The city of Rome has always been connected to the number seven since its very foundation: built on seven hills, ruled by seven kings, and furthermore enriched by seven churches and by the seven sacraments, the rhythm of Rome and its symbolism has been and is being governed numerically by the number 7 during its pagan imperial rule and since it became the cradle of Christianity. Therefore, Heptavium may become an esoteric nomen secretum, a secret name for Rome itself, literally the "City where seven ways meet".

These concepts and prerogatives were mentioned during Card. Paul Poupard's introductory speech to the concert, linking the symbolical contents directly to the music performed. Moreover, the Heptavium concert was performed both outside and inside the Church, and with two different repertoires and styles of music, profane and sacred-symphonic, to stress the transition from the pagan sphere to the one divinely inspired that the city of Rome has been experiencing for over two millennia.

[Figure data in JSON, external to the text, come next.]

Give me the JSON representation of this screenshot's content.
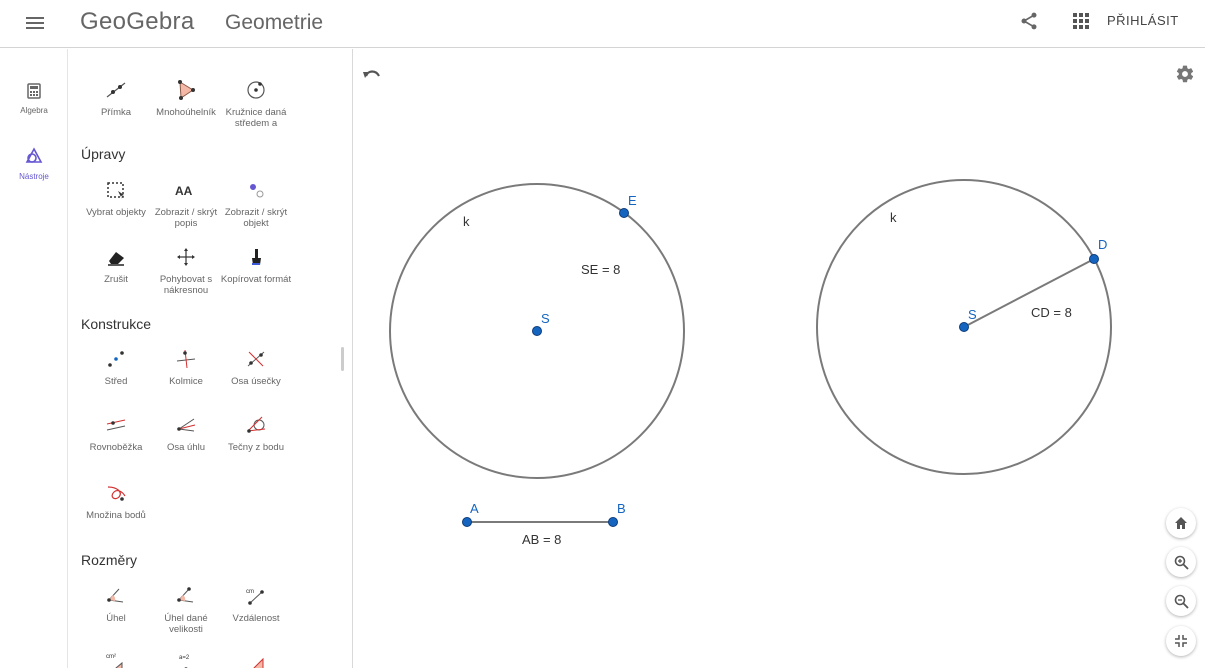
{
  "header": {
    "logo": "GeoGebra",
    "app_title": "Geometrie",
    "login": "PŘIHLÁSIT"
  },
  "rail": {
    "algebra": "Algebra",
    "tools": "Nástroje"
  },
  "tools_panel": {
    "row0": [
      "Přímka",
      "Mnohoúhelník",
      "Kružnice daná středem a"
    ],
    "sections": {
      "upravy": "Úpravy",
      "konstrukce": "Konstrukce",
      "rozmery": "Rozměry"
    },
    "upravy_tools": [
      [
        "Vybrat objekty",
        "Zobrazit / skrýt popis",
        "Zobrazit / skrýt objekt"
      ],
      [
        "Zrušit",
        "Pohybovat s nákresnou",
        "Kopírovat formát"
      ]
    ],
    "konstrukce_tools": [
      [
        "Střed",
        "Kolmice",
        "Osa úsečky"
      ],
      [
        "Rovnoběžka",
        "Osa úhlu",
        "Tečny z bodu"
      ],
      [
        "Množina bodů"
      ]
    ],
    "rozmery_tools": [
      [
        "Úhel",
        "Úhel dané velikosti",
        "Vzdálenost"
      ]
    ],
    "icon_texts": {
      "show_label": "AA",
      "distance": "cm",
      "area": "cm²",
      "slider": "a=2"
    }
  },
  "graphics": {
    "circle1": {
      "label": "k",
      "center": "S",
      "point": "E",
      "measure": "SE = 8"
    },
    "circle2": {
      "label": "k",
      "center": "S",
      "point": "D",
      "measure": "CD = 8"
    },
    "segment": {
      "a": "A",
      "b": "B",
      "measure": "AB = 8"
    },
    "colors": {
      "point": "#1565c0",
      "curve": "#7a7a7a",
      "label": "#1565c0"
    }
  }
}
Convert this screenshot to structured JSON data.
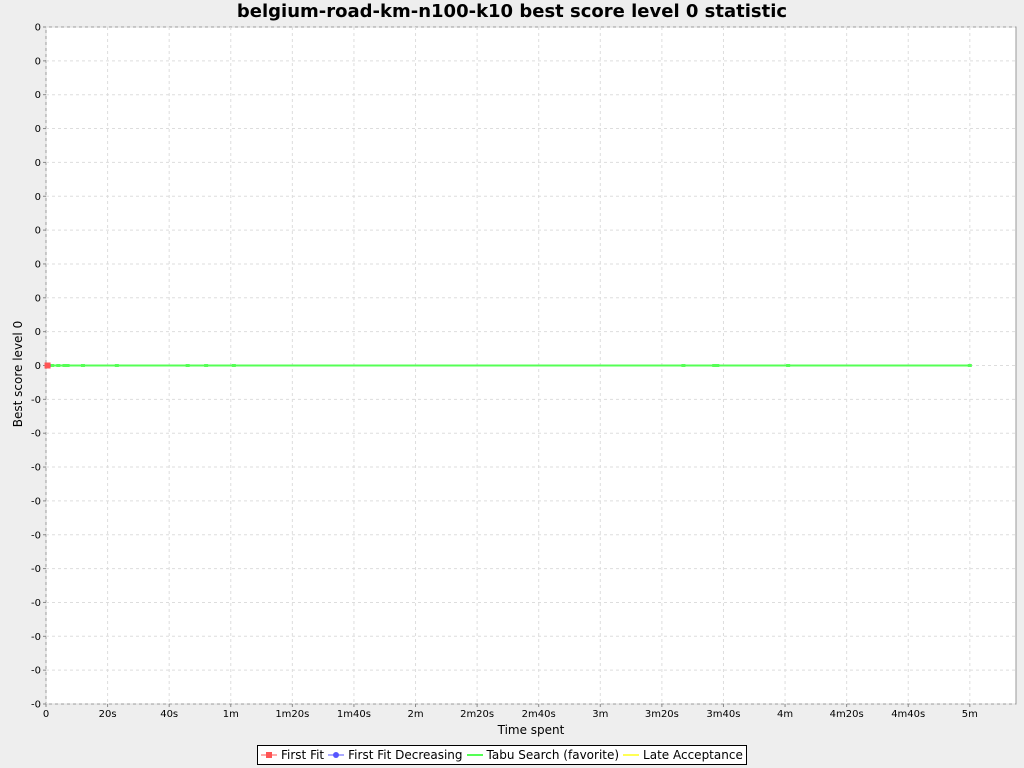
{
  "chart_data": {
    "type": "line",
    "title": "belgium-road-km-n100-k10 best score level 0 statistic",
    "xlabel": "Time spent",
    "ylabel": "Best score level 0",
    "x_tick_labels": [
      "0",
      "20s",
      "40s",
      "1m",
      "1m20s",
      "1m40s",
      "2m",
      "2m20s",
      "2m40s",
      "3m",
      "3m20s",
      "3m40s",
      "4m",
      "4m20s",
      "4m40s",
      "5m"
    ],
    "x_tick_values_seconds": [
      0,
      20,
      40,
      60,
      80,
      100,
      120,
      140,
      160,
      180,
      200,
      220,
      240,
      260,
      280,
      300
    ],
    "xlim_seconds": [
      0,
      315
    ],
    "y_tick_labels": [
      "0",
      "0",
      "0",
      "0",
      "0",
      "0",
      "0",
      "0",
      "0",
      "0",
      "0",
      "-0",
      "-0",
      "-0",
      "-0",
      "-0",
      "-0",
      "-0",
      "-0",
      "-0",
      "-0"
    ],
    "ylim": [
      -1,
      1
    ],
    "grid": true,
    "legend_position": "bottom",
    "series": [
      {
        "name": "First Fit",
        "color": "#ff5555",
        "marker": "square",
        "x": [
          0.5
        ],
        "y": [
          0
        ]
      },
      {
        "name": "First Fit Decreasing",
        "color": "#5555ff",
        "marker": "circle",
        "x": [
          0.6
        ],
        "y": [
          0
        ]
      },
      {
        "name": "Tabu Search (favorite)",
        "color": "#55ff55",
        "marker": "none",
        "x": [
          0.7,
          1,
          2,
          4,
          6,
          7,
          12,
          23,
          46,
          52,
          61,
          207,
          217,
          218,
          241,
          300
        ],
        "y": [
          0,
          0,
          0,
          0,
          0,
          0,
          0,
          0,
          0,
          0,
          0,
          0,
          0,
          0,
          0,
          0
        ]
      },
      {
        "name": "Late Acceptance",
        "color": "#ffff55",
        "marker": "none",
        "x": [],
        "y": []
      }
    ]
  }
}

However, the reason why the date 7 July 2007 was chosen by Pope Benedict XVI as the date for the release of a Motu Proprio related to the traditional Latin Mass, as the date 7 July reflects the number 7 as the Roman number, the Spirit of the Latin Mass canonized by Pope Pius V. Undeniably, this number holds great significance in the Western symbolic tradition and numerology; nevertheless, the importance of a Motu Proprio aiming at reintroducing liturgical functions in Latin for the Church of Rome, weighed on D'Alessandra's decision to utilise exclusively Latin for the Heptavium concert's libretto, stressing Heptaviums alignment to the symbolical orientation of the current pontificate. This original liturgical music in Latin and a Latin neologism with a concept related to Rome paid homage to the city's Cathedral and seat of the Papal authority, ranking even higher than Saint Peter's Basilica at the Vatican and any other Roman Catholic church in the world in terms of canonical primacy.

As a resultance of these two occurrences combined, namely: I) the Heptavium/Live Earth concert, II) the promulgation of Summorum Pontificum, 7 July 2007 may from now on be defined as the Heptavium Dies, the Heptavium Day for the Roman Catholic Church and its future approach to the city of Rome in the contemporary artistic scenario.